Penelitian menggunakan cabai merah dengan perlakuan bahan perendam yang digunakan yaitu NaCl, Na Bensoat, CMC dan air serta sebagai kontrol tanpa perendaman dengan lama waktu perendaman masing – masing 10, 20 dan 30 menit. Langkah selanjutnya yaitu mengeringkn cabai menggunakan alat pengering cabinet dryer dengan suhu 60⁰C dengan lama waktu 32 jam. Cabai kering selanjutnya dihaluskan untuk menjadi bubuk cabai. Bubuk cabai merupakan bubuk atau serbuk yang berasal dari cabai

kering yang dihaluskan atau dikeringkan yang kemudian dimanfaatkan sebagai bubuk tabor dalam masakan.

Tingkat Kepedasan

Bubuk cabai merupakan salah satu pengolahan dari cabe merah kering. Pengolahan cabai kering melalui beberapa tahap dan tahapan intinya yaitu, cabai kering akan mengalami proses pengilingan hingga menjadi bubuk. Bubuk cabai hasil penggilingan mempunyai sifat ukuran partikel yang sangat kecil dan memiliki kadar air yang rendah (Sudaryati, 2011). Rasa pedas yang dimiliki oleh cabai karena adanya zat yang ditimbulkan oleh zat kapsaisin. Kandungan capsaisin pada cabai bersifat sebagai pembangkit selera makan. Capsaisin menstimulus hormon endophrin yang memberi efek nikmat, sehingga ketika seseorang menyantap makanan berbumbu cabai cenderung menambah porsi makannya (Saputro, 2016)

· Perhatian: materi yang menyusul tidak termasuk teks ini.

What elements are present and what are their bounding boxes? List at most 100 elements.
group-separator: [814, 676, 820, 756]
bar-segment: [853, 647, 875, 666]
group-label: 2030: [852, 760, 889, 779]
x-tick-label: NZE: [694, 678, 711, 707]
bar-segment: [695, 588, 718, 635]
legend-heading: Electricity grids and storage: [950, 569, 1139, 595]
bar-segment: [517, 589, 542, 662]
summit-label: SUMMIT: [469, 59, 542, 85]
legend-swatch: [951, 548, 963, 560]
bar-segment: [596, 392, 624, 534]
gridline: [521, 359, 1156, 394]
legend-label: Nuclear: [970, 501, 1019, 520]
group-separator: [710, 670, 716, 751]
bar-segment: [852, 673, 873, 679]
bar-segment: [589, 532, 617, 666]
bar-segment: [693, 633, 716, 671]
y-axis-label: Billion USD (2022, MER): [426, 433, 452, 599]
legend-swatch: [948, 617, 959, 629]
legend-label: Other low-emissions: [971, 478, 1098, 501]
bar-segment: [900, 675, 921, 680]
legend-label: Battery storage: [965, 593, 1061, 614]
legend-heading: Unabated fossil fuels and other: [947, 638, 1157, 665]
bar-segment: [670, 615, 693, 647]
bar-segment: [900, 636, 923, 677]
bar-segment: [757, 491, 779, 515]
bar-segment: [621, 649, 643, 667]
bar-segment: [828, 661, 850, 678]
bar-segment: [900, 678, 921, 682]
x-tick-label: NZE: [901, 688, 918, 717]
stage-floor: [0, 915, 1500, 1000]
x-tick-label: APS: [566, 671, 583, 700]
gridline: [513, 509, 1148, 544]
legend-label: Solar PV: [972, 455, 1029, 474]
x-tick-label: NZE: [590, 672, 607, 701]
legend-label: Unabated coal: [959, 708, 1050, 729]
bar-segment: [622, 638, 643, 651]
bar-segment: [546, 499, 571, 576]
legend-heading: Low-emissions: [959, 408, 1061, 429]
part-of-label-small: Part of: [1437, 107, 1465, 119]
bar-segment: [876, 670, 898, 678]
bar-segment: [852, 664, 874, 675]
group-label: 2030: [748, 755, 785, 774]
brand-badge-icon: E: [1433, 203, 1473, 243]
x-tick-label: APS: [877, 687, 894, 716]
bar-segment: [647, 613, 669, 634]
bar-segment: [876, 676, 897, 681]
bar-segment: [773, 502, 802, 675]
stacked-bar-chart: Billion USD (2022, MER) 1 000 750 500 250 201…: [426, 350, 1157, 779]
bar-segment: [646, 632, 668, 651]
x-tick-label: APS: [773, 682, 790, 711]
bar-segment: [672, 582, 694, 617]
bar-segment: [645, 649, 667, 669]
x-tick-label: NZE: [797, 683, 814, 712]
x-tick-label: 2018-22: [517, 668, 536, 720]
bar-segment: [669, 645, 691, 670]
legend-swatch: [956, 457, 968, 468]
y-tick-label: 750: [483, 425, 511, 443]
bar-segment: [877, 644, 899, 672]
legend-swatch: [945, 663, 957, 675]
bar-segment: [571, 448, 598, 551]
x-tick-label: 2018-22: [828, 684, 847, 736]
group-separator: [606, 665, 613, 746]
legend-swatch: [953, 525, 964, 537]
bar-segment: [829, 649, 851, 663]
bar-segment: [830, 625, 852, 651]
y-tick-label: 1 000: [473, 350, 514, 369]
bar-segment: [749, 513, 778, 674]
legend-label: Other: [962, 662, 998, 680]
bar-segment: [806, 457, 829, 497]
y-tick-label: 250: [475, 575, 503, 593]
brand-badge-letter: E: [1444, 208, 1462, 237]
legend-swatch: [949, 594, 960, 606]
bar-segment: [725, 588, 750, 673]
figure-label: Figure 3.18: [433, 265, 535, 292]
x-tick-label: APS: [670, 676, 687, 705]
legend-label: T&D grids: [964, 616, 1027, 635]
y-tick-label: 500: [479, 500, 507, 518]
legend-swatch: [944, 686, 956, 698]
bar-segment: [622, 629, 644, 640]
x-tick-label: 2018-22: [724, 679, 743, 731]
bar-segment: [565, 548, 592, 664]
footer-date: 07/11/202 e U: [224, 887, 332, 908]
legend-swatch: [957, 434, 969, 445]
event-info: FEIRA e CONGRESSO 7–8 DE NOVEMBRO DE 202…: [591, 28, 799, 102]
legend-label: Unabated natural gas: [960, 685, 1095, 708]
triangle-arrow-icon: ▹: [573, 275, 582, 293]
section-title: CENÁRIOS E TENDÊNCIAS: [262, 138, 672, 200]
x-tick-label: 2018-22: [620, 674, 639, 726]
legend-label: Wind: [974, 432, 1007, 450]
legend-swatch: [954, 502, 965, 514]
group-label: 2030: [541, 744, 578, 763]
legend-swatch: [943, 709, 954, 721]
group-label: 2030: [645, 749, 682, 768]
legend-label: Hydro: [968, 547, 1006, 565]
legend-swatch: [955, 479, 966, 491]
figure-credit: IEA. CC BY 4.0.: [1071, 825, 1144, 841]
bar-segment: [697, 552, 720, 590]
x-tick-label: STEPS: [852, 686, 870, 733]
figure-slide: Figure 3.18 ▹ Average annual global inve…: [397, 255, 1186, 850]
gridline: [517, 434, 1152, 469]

Uji hedonic terhadap tingkat kepedasan bubuk cabai yang dihasilkan dengan cara menggunakan kentang goreng dan yang dicelupkan bubuk cabai pada ujung kentang goreng. Panelis mencicipi sampel bubuk cabai satu persatu sampai selesai. Nilai tingkat kepedasan menggunakan skala 1 – 5 dengan kriteria tidak pedas – amat sangat pedas.

Berdasarkan uji yang telah dilakukan terhadap pengaruh berbagai bahan perendam dan perlakuan waktu perendaman terhadap tingkat kepedasan bubuk cabai merah dapat diperoleh hasil bahwa bahan perendam yang digunakan dan lamanya waktu perendaman terhadap tingkat kepedasan yang disukai oleh panelis tidak berpengaruh secara nyata. Dalam hal ini bahan perendam dan perbedaan berapa lama waktu perendaman tidak berkorelasi terhadap tingkat kepedasan bubuk cabai yang disukai konsumen. Grafik pengaruh bahan perendam dan lama waktu perendaman terhadap tingkat kepedasan dan warna bubuk cabai dapat dilihat pada Gambar 1.

(3)

Gambar 1. Tingkat Kepedasan Bubuk Cabai Grafik tingkat kepedasan bubuk diatas menunjukan bahwa tingkat kepedasan cabai dengan nilai tertinggi yang disukai oleh panelis yaitu perlakuan kontrol. Tingak kepedasan bernilai 2.836 yang berarti agak pedas. Tingkat kepedasan yang terendah didapatkan pada perlakuan perendaman menggunakan CMC selama 20 menit dengan nilai 2.292.

Tingkat kepedasan pada cabai dipengaruhi oleh adanya kandungan senyawa capsaicin. Tingkat kepedasan pada cabai merupakan salah satu indikator mutu cabai. Kandungan capsaicin dalam cabai merupakan senyawa utama capsaicinoid yang terdapat pada cabai dari genus Capsicum.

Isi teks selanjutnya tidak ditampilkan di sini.